Stopping the trial was a prudent decision by Amgen. It conserves valuable resources and allows Amgen to invest in more promising products in its deep pipeline, perhaps even towards the development of ganitumab for the treatment of other cancers. The company is currently sponsoring early-stage trials evaluating ganitumab for the treatment of small cell lung cancer, colorectal cancer and other solid tumors. Even if ganitumab were to somehow gain regulatory approval for pancreatic cancer, it would never be commercially successful as patients could get the same overall survival benefits by using Gemzar monotherapy. This is especially true in major markets like Germany, where in order for a drug to demand premium pricing it must show a clear clinical benefit over the current standard of care.
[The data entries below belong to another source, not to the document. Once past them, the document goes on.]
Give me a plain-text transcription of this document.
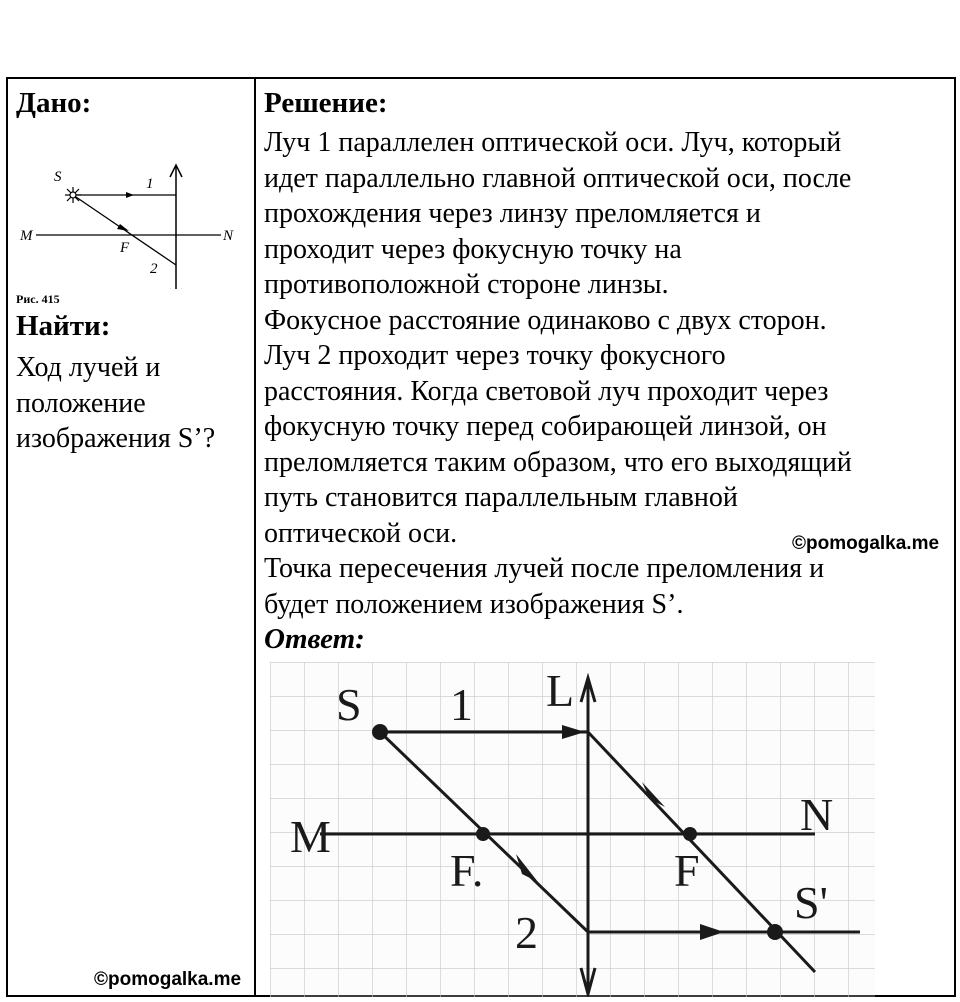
Дано:
S	1
M
F
N
2
Рис. 415
Найти:
Ход лучей и
положение
изображения S’?
©pomogalka.me
Решение:
Луч 1 параллелен оптической оси. Луч, который
идет параллельно главной оптической оси, после
прохождения через линзу преломляется и
проходит через фокусную точку на
противоположной стороне линзы.
Фокусное расстояние одинаково с двух сторон.
Луч 2 проходит через точку фокусного
расстояния. Когда световой луч проходит через
фокусную точку перед собирающей линзой, он
преломляется таким образом, что его выходящий
путь становится параллельным главной
оптической оси.
Точка пересечения лучей после преломления и
будет положением изображения S’.
Ответ:
©pomogalka.me
S 1 L
M	N
F.	F
2
S'
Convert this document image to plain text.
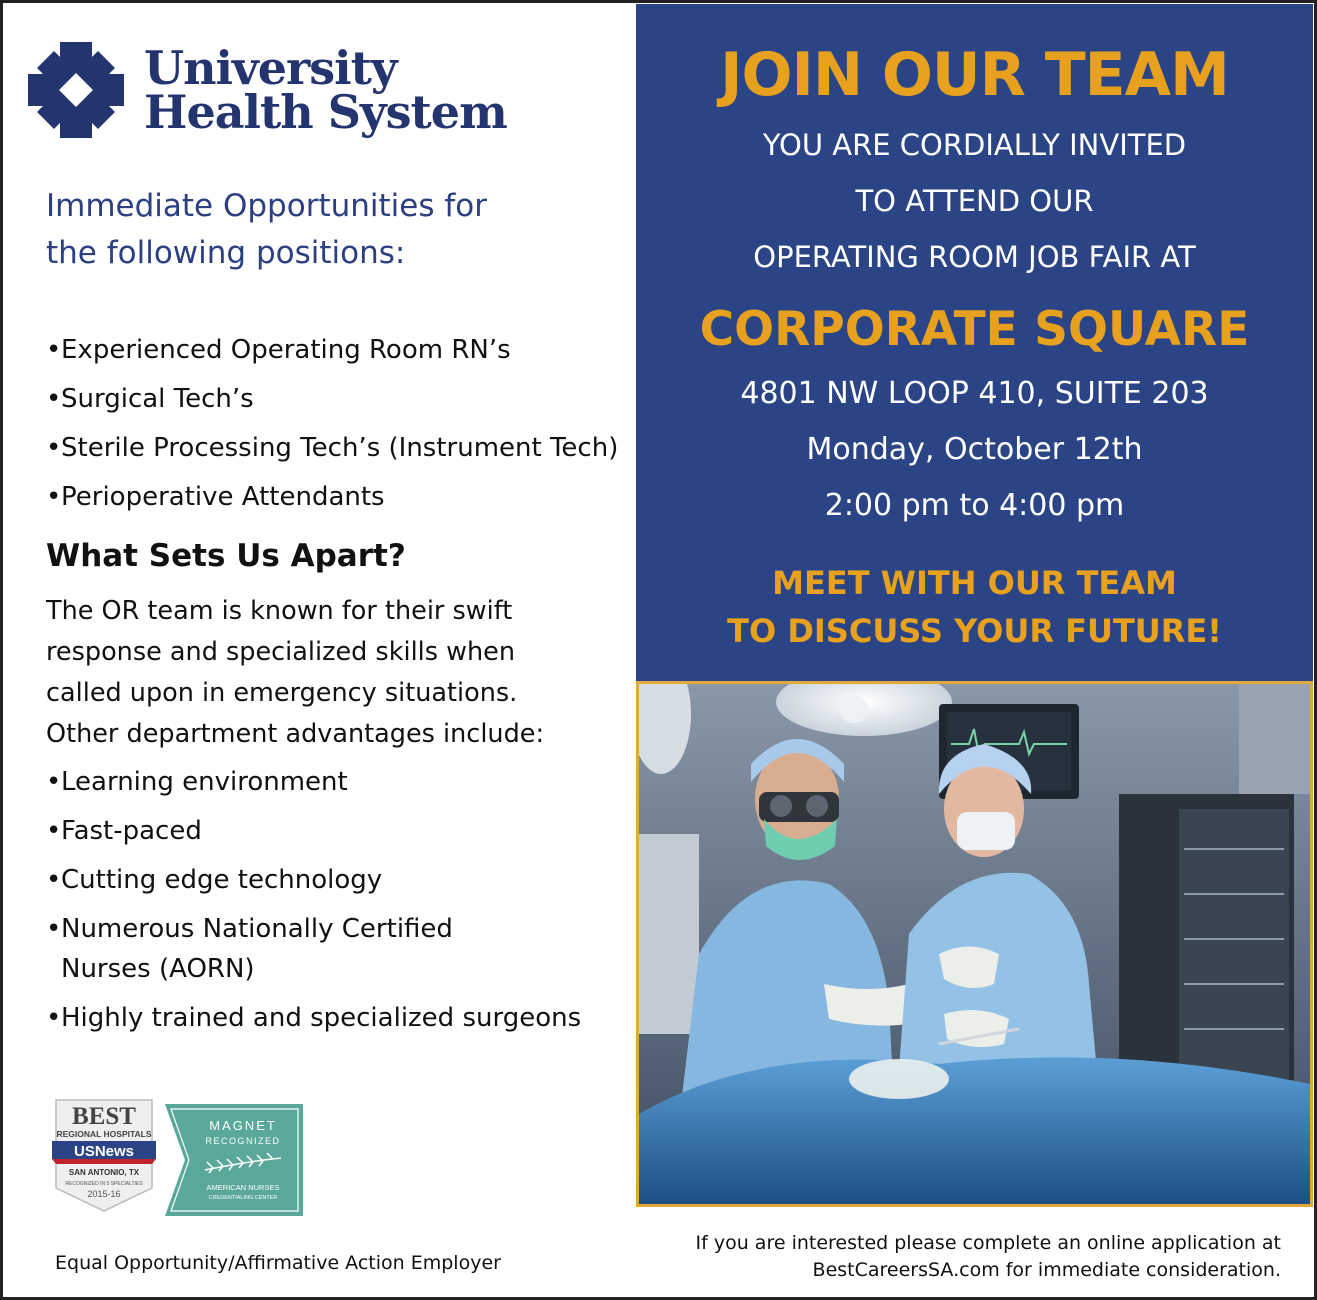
University
Health System
Immediate Opportunities for the following positions:
• Experienced Operating Room RN’s
• Surgical Tech’s
• Sterile Processing Tech’s (Instrument Tech)
• Perioperative Attendants
What Sets Us Apart?
The OR team is known for their swift response and specialized skills when called upon in emergency situations. Other department advantages include:
• Learning environment
• Fast-paced
• Cutting edge technology
• Numerous Nationally Certified Nurses (AORN)
• Highly trained and specialized surgeons
BEST
REGIONAL HOSPITALS
USNews
SAN ANTONIO, TX
RECOGNIZED IN 5 SPECIALTIES
2015-16
MAGNET
RECOGNIZED
AMERICAN NURSES
CREDENTIALING CENTER
Equal Opportunity/Affirmative Action Employer
JOIN OUR TEAM
YOU ARE CORDIALLY INVITED
TO ATTEND OUR
OPERATING ROOM JOB FAIR AT
CORPORATE SQUARE
4801 NW LOOP 410, SUITE 203
Monday, October 12th
2:00 pm to 4:00 pm
MEET WITH OUR TEAM
TO DISCUSS YOUR FUTURE!
If you are interested please complete an online application at
BestCareersSA.com for immediate consideration.
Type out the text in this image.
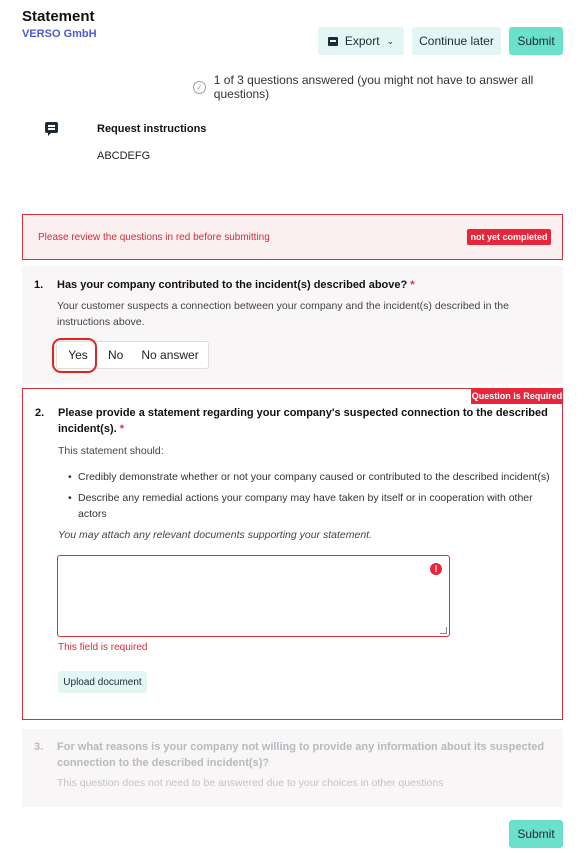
Statement
VERSO GmbH	Export ⌄	Continue later	Submit
✓ 1 of 3 questions answered (you might not have to answer all questions)
Request instructions
ABCDEFG
Please review the questions in red before submitting	not yet completed
1. Has your company contributed to the incident(s) described above? *
Your customer suspects a connection between your company and the incident(s) described in the instructions above.
Yes	No	No answer
Question is Required
2. Please provide a statement regarding your company's suspected connection to the described incident(s). *
This statement should:
• Credibly demonstrate whether or not your company caused or contributed to the described incident(s)
• Describe any remedial actions your company may have taken by itself or in cooperation with other actors
You may attach any relevant documents supporting your statement.
!
This field is required
Upload document
3. For what reasons is your company not willing to provide any information about its suspected connection to the described incident(s)?
This question does not need to be answered due to your choices in other questions
Submit
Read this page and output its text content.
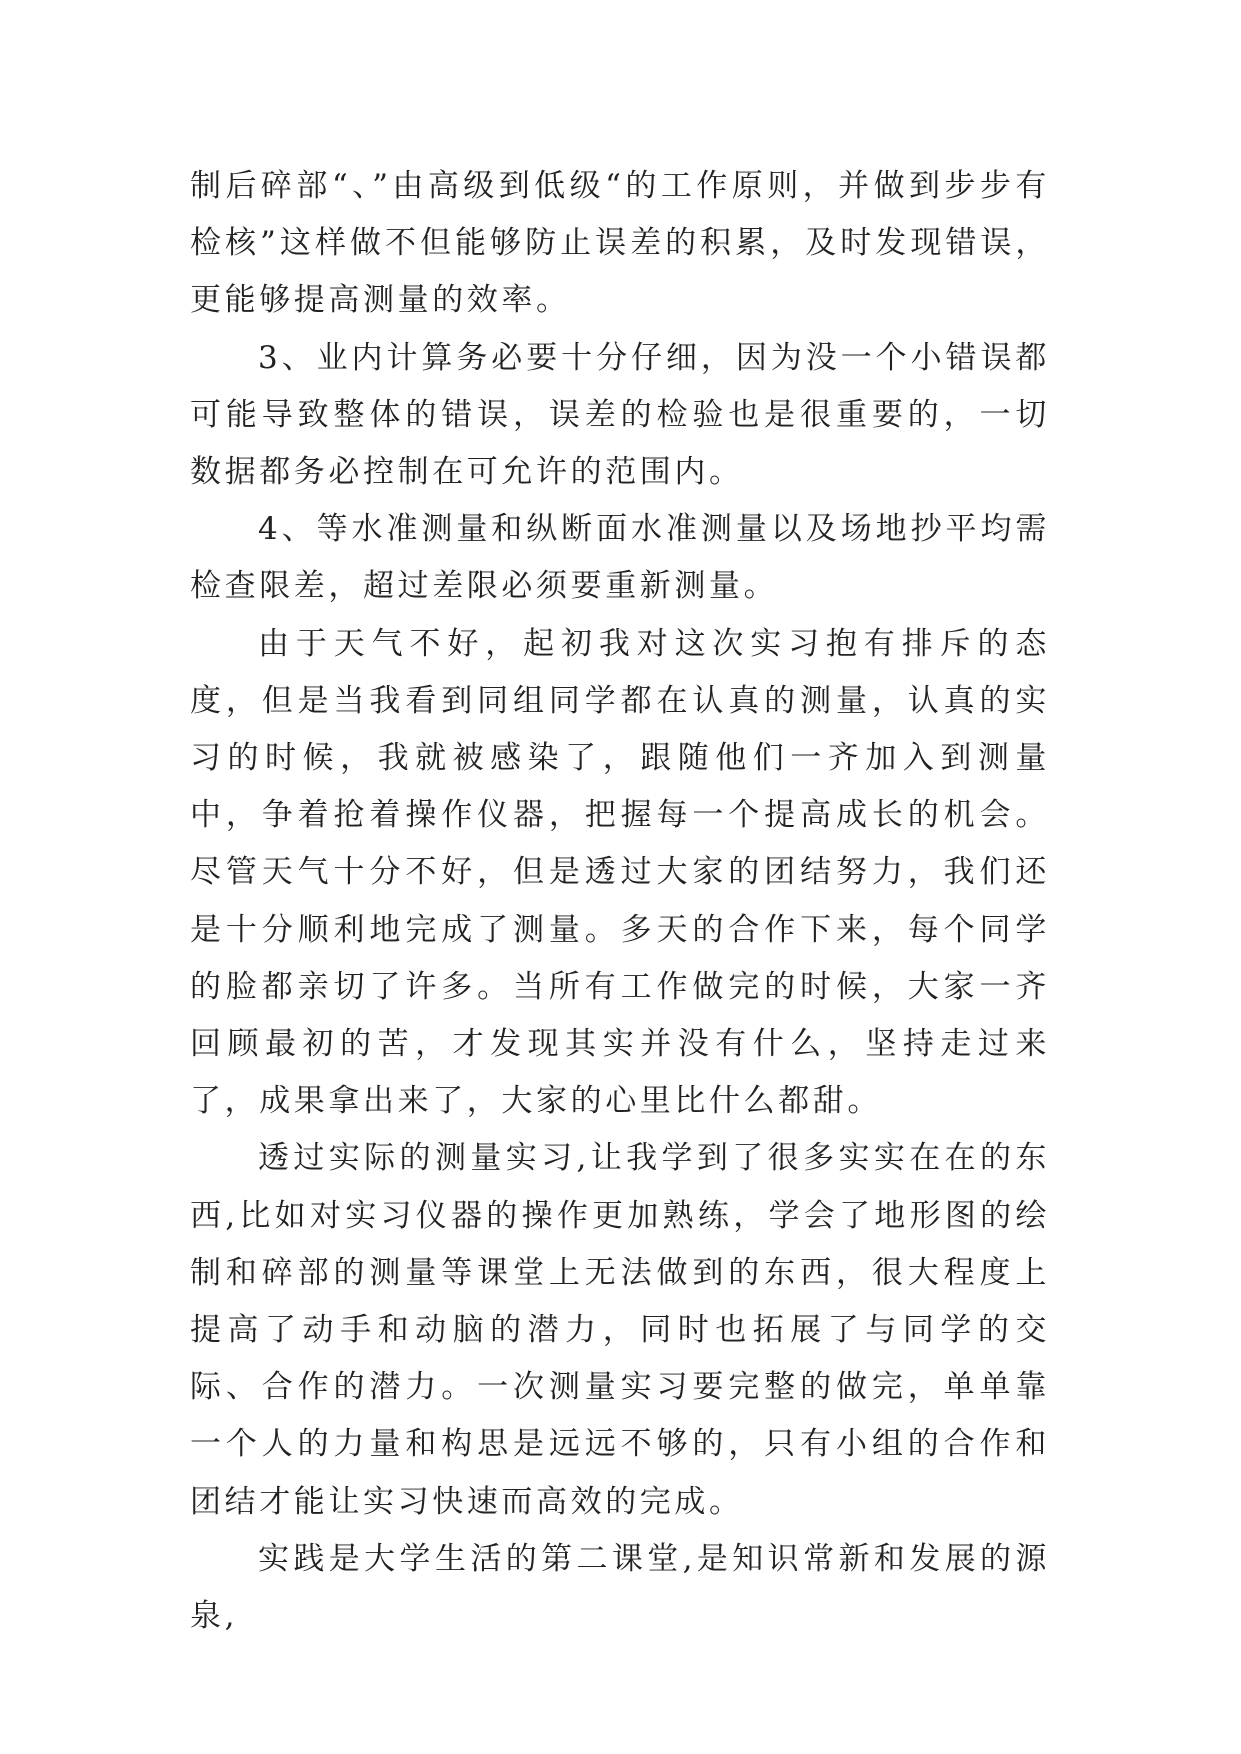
制后碎部“、”由高级到低级“的工作原则，并做到步步有检核”这样做不但能够防止误差的积累，及时发现错误，更能够提高测量的效率。

3、业内计算务必要十分仔细，因为没一个小错误都可能导致整体的错误，误差的检验也是很重要的，一切数据都务必控制在可允许的范围内。

4、等水准测量和纵断面水准测量以及场地抄平均需检查限差，超过差限必须要重新测量。

由于天气不好，起初我对这次实习抱有排斥的态度，但是当我看到同组同学都在认真的测量，认真的实习的时候，我就被感染了，跟随他们一齐加入到测量中，争着抢着操作仪器，把握每一个提高成长的机会。尽管天气十分不好，但是透过大家的团结努力，我们还是十分顺利地完成了测量。多天的合作下来，每个同学的脸都亲切了许多。当所有工作做完的时候，大家一齐回顾最初的苦，才发现其实并没有什么，坚持走过来了，成果拿出来了，大家的心里比什么都甜。

透过实际的测量实习,让我学到了很多实实在在的东西,比如对实习仪器的操作更加熟练，学会了地形图的绘制和碎部的测量等课堂上无法做到的东西，很大程度上提高了动手和动脑的潜力，同时也拓展了与同学的交际、合作的潜力。一次测量实习要完整的做完，单单靠一个人的力量和构思是远远不够的，只有小组的合作和团结才能让实习快速而高效的完成。

实践是大学生活的第二课堂,是知识常新和发展的源泉,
Ganitumab was one of the most promising pancreatic cancer drugs in late stages of development, and its recent clinical failure is a disappointment. However, no safety concerns were raised, so it is possible that ganitumab may be helpful in combination with a different drug or in treating a different segment of pancreatic cancer patients. Since patients with this disease have relatively few options, it might be worthwhile for Amgen to explore the use of ganitumab in patients with metastatic pancreatic cancer who have become refractory to Gemzar. In addition, Novartis is about to begin enrollment of a Phase II trial evaluating the combination of its developmental mitogen-activated ERK kinase inhibitor MEK162 in combination with ganitumab in patients with metastatic pancreatic cancer. If this trial is successful, it could present a partnering opportunity for Novartis and Amgen, and lead to a crucial advance in the standard of care for pancreatic cancer. The likelihood of Amgen exploring these opportunities will increase if ganitumab proves to be effective in additional indications.